Однако сегодня заговорил сразу:
— Кто-то побывал у нас ночью, — мельком взглянул на меня. — Не ты?
— Нет. Что-нибудь украли?
— Красть там, положим, нечего, но… чердачная дверь оказалась открытой. И мать как будто слышала шаги наверху… ну, ты знаешь ее сон.
Еще б не знать. У меня такой же: не сон, а бессонница.
— Какое б вы сделали одолжение, кабы уехали в Москву.
Отец пожал огромными накладными плечами.
— Она должна знать, что нужна тебе, — сказал — и закрыл тему.

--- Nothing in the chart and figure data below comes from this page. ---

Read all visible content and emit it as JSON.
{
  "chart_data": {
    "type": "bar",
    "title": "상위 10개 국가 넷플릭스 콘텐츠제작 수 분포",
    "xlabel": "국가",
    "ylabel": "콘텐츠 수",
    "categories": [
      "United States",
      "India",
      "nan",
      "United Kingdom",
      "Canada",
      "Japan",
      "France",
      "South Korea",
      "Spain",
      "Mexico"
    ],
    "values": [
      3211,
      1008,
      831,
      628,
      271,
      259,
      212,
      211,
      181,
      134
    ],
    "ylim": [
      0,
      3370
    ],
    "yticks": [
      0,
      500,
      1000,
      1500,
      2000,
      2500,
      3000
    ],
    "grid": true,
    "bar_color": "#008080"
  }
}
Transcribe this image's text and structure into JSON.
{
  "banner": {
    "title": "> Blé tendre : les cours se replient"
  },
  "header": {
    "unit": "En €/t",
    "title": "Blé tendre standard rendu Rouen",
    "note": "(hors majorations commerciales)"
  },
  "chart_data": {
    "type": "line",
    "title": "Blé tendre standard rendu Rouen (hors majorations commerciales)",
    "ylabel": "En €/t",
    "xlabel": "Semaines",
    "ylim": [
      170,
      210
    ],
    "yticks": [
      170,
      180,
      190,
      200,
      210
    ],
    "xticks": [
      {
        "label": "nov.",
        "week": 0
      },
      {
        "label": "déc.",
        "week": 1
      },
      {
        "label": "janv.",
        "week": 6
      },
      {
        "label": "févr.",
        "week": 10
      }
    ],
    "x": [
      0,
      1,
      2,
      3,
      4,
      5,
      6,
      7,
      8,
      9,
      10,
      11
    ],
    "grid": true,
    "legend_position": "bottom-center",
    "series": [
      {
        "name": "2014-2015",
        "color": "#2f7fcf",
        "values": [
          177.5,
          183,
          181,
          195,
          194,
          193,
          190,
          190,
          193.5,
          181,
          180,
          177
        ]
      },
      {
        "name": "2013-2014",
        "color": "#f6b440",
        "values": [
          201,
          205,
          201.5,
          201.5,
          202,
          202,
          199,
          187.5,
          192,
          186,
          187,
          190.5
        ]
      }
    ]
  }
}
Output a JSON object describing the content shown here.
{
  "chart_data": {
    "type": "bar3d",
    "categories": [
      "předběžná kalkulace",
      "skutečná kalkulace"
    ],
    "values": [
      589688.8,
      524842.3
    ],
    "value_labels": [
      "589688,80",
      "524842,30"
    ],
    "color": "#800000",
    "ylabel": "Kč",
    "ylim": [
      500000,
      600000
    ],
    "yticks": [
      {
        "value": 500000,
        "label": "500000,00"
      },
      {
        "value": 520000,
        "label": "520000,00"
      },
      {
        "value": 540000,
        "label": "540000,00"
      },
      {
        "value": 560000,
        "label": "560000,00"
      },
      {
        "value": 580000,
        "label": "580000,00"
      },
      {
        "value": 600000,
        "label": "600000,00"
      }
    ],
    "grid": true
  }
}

Они нужны друг другу — вот что самое главное. С 43-го. Где могли встретиться молодой полковник и деревенская девочка, выучившаяся на медсестру? В госпитале, правильно, в городе Горьком, где ясные от фабричного смрада зорьки и мартовская зябкая свежесть, сосульки истекают на школьном крылечке, стон и бред, ходячие завидуют (она была хороша, очень, на фотокарточке в шляпке с вуалью — он ей подарил, — русые кудри до плеч). Но это потом, а сначала он был безнадежен, ранение в живот. Выхаживала день и ночь, мама любит вспоминать, выходила. Но почему именно его, скажи, почему? Не знаю, чем-то он меня задел, сразу. А я, кажется, знал: отец поражал (и до сих пор) абсолютным одиночеством, полной уединенностью, у него никогда не было друзей, даже просто знакомых, с которыми он встречался бы вне службы… преферанс, к примеру, или водочка, или то и другое вместе. Я даже знал рубеж его одиночества — тридцать четвертый год, арест деда: на предыдущих фотокарточках юный Павлик всегда плечом к плечу или в обнимку, всегда в единстве с белозубыми комсомольцами или комсомолочками — и сам душа нараспашку. Улыбки переходили в смертный оскал, когда я спрашивал еще маленьким: а этот? а тот? а та? Погиб, погиб, погибла… Сокурсники по Комакадемии, как правило, не умирали, а погибали: кто в позоре, кто в подвиге. Сын германского шпиона уцелел. Кое-какие догадки у меня были на этот счет, но я не смел подступиться.